Saturday , April 13 2024
This is an album with a truly excellent big band sound, ideal to calm any worries for the future of jazz.

Music Review: The Swiss Youth Jazz Orchestra – ‘Future Steps: Live at Jazzaar Festival 2014 Aarau, Switzerland’

Worried about the future of jazz? At a time when received wisdom has it that jazz has lost much of its shine, especially with the younger set, and seems destined for little more than a niche audience, jazz lovers would seem to have something real to worry about. Then along comes an album like Future Steps and you hear the work of the talented young musicians in what is called a Youth Jazz Orchestra. Then you know you needn’t worry. You can be sure that jazz is alive and well and it’s living in Switzerland.

Future StepsYoung, middle aged, elderly, these cats can play. That, in fact their ages run from 16 to 26, belies the pessimism of received wisdom. There is clearly budding jazz talent ready to bloom. Indeed, if the 2014 live concert at Aarau is any indication, it has already flowered.  Future Steps is a “Bandstand Learning with Role Models” project, where the young musicians serve as apprentices working with professionals. Playing with guest artists like trumpeter Randy Brecker, vibraphonist Mike Mainieri, pianist Christian Jacob, and drummer Rodney Holmes, it is often difficult to hear the difference between the neophytes and the veterans. To be clear, the youngsters handle much of the solo work alongside the guest talent.

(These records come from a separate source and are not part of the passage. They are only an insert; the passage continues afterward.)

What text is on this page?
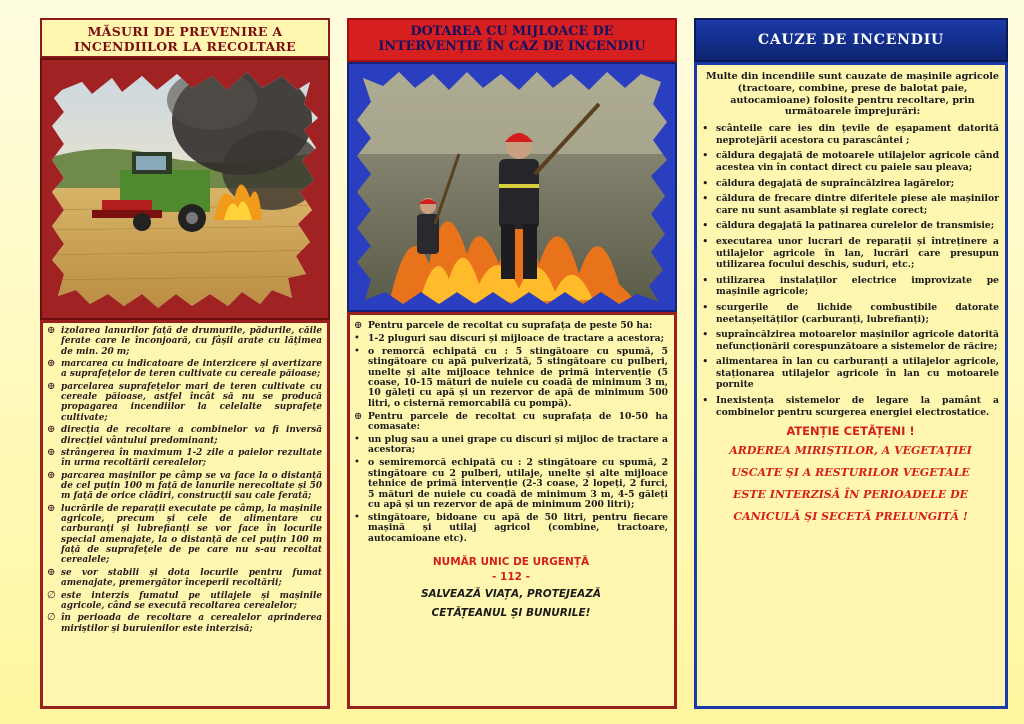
MĂSURI DE PREVENIRE A INCENDIILOR LA RECOLTARE
⊕ izolarea lanurilor față de drumurile, pădurile, căile ferate care le înconjoară, cu fâșii arate cu lățimea de min. 20 m;
⊕ marcarea cu indicatoare de interzicere și avertizare a suprafețelor de teren cultivate cu cereale păioase;
⊕ parcelarea suprafețelor mari de teren cultivate cu cereale păioase, astfel încât să nu se producă propagarea incendiilor la celelalte suprafețe cultivate;
⊕ direcția de recoltare a combinelor va fi inversă direcției vântului predominant;
⊕ strângerea în maximum 1-2 zile a paielor rezultate în urma recoltării cerealelor;
⊕ parcarea mașinilor pe câmp se va face la o distanță de cel puțin 100 m față de lanurile nerecoltate și 50 m față de orice clădiri, construcții sau cale ferată;
⊕ lucrările de reparații executate pe câmp, la mașinile agricole, precum și cele de alimentare cu carburanți și lubrefianți se vor face în locurile special amenajate, la o distanță de cel puțin 100 m față de suprafețele de pe care nu s-au recoltat cerealele;
⊕ se vor stabili și dota locurile pentru fumat amenajate, premergător începerii recoltării;
∅ este interzis fumatul pe utilajele și mașinile agricole, când se execută recoltarea cerealelor;
∅ în perioada de recoltare a cerealelor aprinderea miriștilor și buruienilor este interzisă;
DOTAREA CU MIJLOACE DE
INTERVENȚIE ÎN CAZ DE INCENDIU
⊕ Pentru parcele de recoltat cu suprafața de peste 50 ha:
• 1-2 pluguri sau discuri și mijloace de tractare a acestora;
• o remorcă echipată cu : 5 stingătoare cu spumă, 5 stingătoare cu apă pulverizată, 5 stingătoare cu pulberi, unelte și alte mijloace tehnice de primă intervenție (5 coase, 10-15 mături de nuiele cu coadă de minimum 3 m, 10 găleți cu apă și un rezervor de apă de minimum 500 litri, o cisternă remorcabilă cu pompă).
⊕ Pentru parcele de recoltat cu suprafața de 10-50 ha comasate:
• un plug sau a unei grape cu discuri și mijloc de tractare a acestora;
• o semiremorcă echipată cu : 2 stingătoare cu spumă, 2 stingătoare cu 2 pulberi, utilaje, unelte și alte mijloace tehnice de primă intervenție (2-3 coase, 2 lopeți, 2 furci, 5 mături de nuiele cu coadă de minimum 3 m, 4-5 găleți cu apă și un rezervor de apă de minimum 200 litri);
• stingătoare, bidoane cu apă de 50 litri, pentru fiecare mașină și utilaj agricol (combine, tractoare, autocamioane etc).
NUMĂR UNIC DE URGENȚĂ
- 112 -
SALVEAZĂ VIAȚA, PROTEJEAZĂ
CETĂȚEANUL ȘI BUNURILE!
CAUZE DE INCENDIU
Multe din incendiile sunt cauzate de mașinile agricole (tractoare, combine, prese de balotat paie, autocamioane) folosite pentru recoltare, prin următoarele împrejurări:
• scânteile care ies din țevile de eșapament datorită neprotejării acestora cu parascântei ;
• căldura degajată de motoarele utilajelor agricole când acestea vin în contact direct cu paiele sau pleava;
• căldura degajată de supraîncălzirea lagărelor;
• căldura de frecare dintre diferitele piese ale mașinilor care nu sunt asamblate și reglate corect;
• căldura degajată la patinarea curelelor de transmisie;
• executarea unor lucrari de reparații și întreținere a utilajelor agricole în lan, lucrări care presupun utilizarea focului deschis, suduri, etc.;
• utilizarea instalaților electrice improvizate pe mașinile agricole;
• scurgerile de lichide combustibile datorate neetanșeităților (carburanți, lubrefianți);
• supraîncălzirea motoarelor mașinilor agricole datorită nefuncționării corespunzătoare a sistemelor de răcire;
• alimentarea în lan cu carburanți a utilajelor agricole, staționarea utilajelor agricole în lan cu motoarele pornite
• Inexistența sistemelor de legare la pamânt a combinelor pentru scurgerea energiei electrostatice.
ATENȚIE CETĂȚENI !
ARDEREA MIRIȘTILOR, A VEGETAȚIEI
USCATE ȘI A RESTURILOR VEGETALE
ESTE INTERZISĂ ÎN PERIOADELE DE
CANICULĂ ȘI SECETĂ PRELUNGITĂ !
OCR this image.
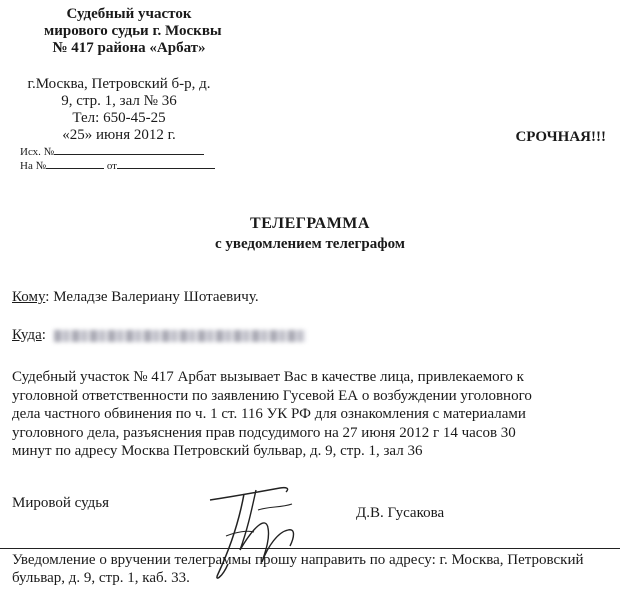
Судебный участок
мирового судьи г. Москвы
№ 417 района «Арбат»
г.Москва, Петровский б-р, д.
9, стр. 1, зал № 36
Тел: 650-45-25
«25» июня 2012 г.
Исх. №
На №	от
СРОЧНАЯ!!!
ТЕЛЕГРАММА
с уведомлением телеграфом
Кому: Меладзе Валериану Шотаевичу.
Куда:
Судебный участок № 417 Арбат вызывает Вас в качестве лица, привлекаемого к
уголовной ответственности по заявлению Гусевой ЕА о возбуждении уголовного
дела частного обвинения по ч. 1 ст. 116 УК РФ для ознакомления с материалами
уголовного дела, разъяснения прав подсудимого на 27 июня 2012 г 14 часов 30
минут по адресу Москва Петровский бульвар, д. 9, стр. 1, зал 36
Мировой судья
Д.В. Гусакова
Уведомление о вручении телеграммы прошу направить по адресу: г. Москва, Петровский
бульвар, д. 9, стр. 1, каб. 33.
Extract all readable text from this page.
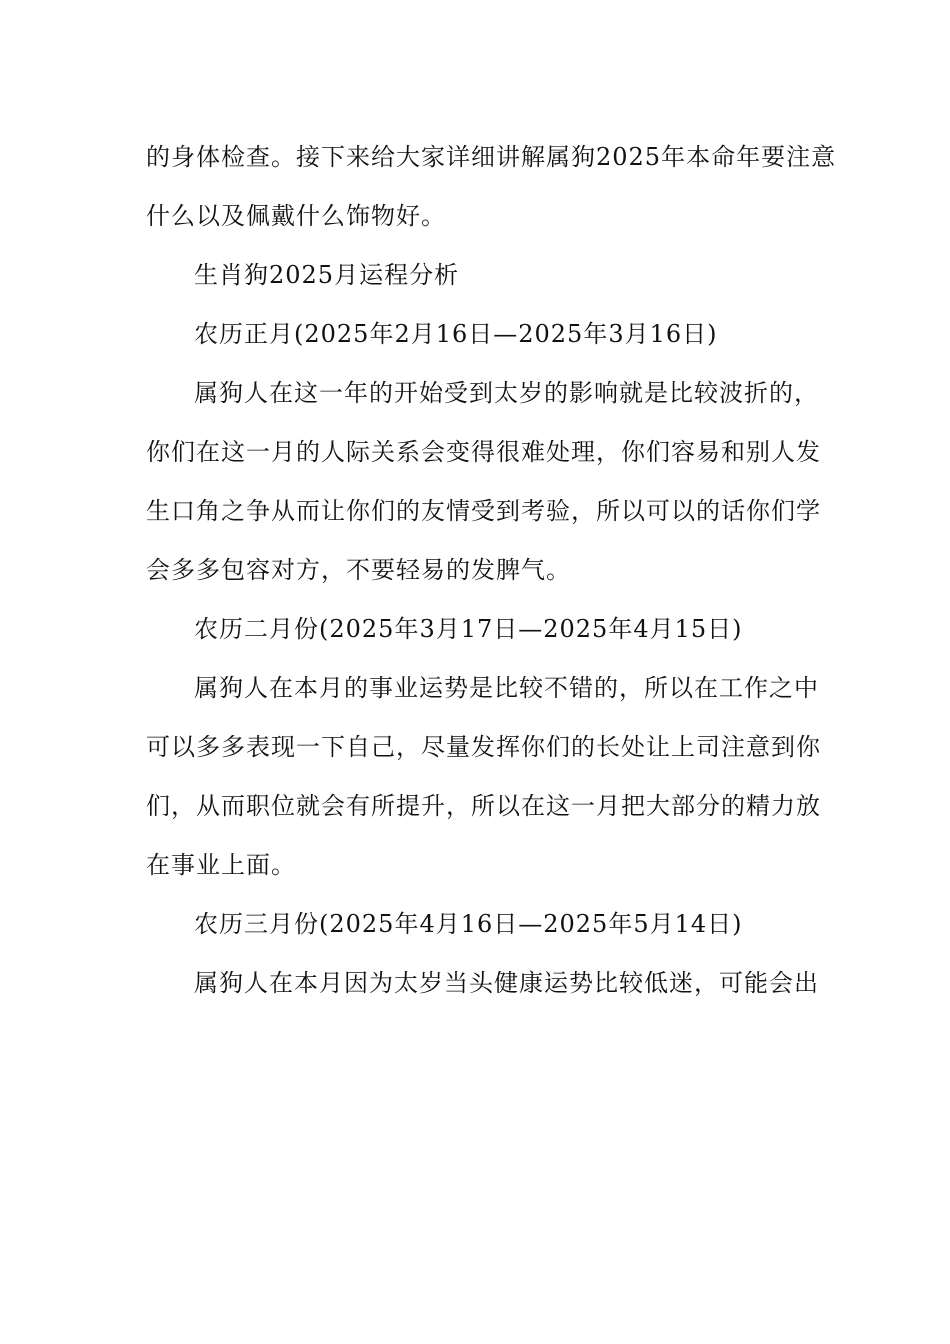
的身体检查。接下来给大家详细讲解属狗2025年本命年要注意
什么以及佩戴什么饰物好。

生肖狗2025月运程分析

农历正月(2025年2月16日—2025年3月16日)

属狗人在这一年的开始受到太岁的影响就是比较波折的，
你们在这一月的人际关系会变得很难处理，你们容易和别人发
生口角之争从而让你们的友情受到考验，所以可以的话你们学
会多多包容对方，不要轻易的发脾气。

农历二月份(2025年3月17日—2025年4月15日)

属狗人在本月的事业运势是比较不错的，所以在工作之中
可以多多表现一下自己，尽量发挥你们的长处让上司注意到你
们，从而职位就会有所提升，所以在这一月把大部分的精力放
在事业上面。

农历三月份(2025年4月16日—2025年5月14日)

属狗人在本月因为太岁当头健康运势比较低迷，可能会出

The album’s nine tracks include eight original compositions written especially for the orchestra by its director, Fritz Renold in the style of the ‘80s jazz fusion band Steps Ahead. The concert’s final piece is “Beirut,” a well-known Steps Ahead composition. They open with the album’s title song, where the featured solo work is credited to Jacob, Mainieri, saxophonist Markus Hauser, and Youth Orchestra member Silvan Schmid on trumpet. Youth guitarist Claude Stucki gets the solo credit along with Randy Brecker on the second track, “Alkapuri.” The central point is that if the liner notes didn’t indicate who was playing these solos, there is little to distinguish between youth and age.

Alto sax player Chris Sommer joins Manieri and Jacob to add some swinging solo work on “I Got Ilse” and Holmes has the spotlight on “A New Kind.” “Mandela,” the last of the Renold pieces has some bravura passages from Brecker as well as a fine tenor sax highlight from Christoph Huber.

This is an album with a truly excellent big band sound, ideal to calm any worries for the future of jazz.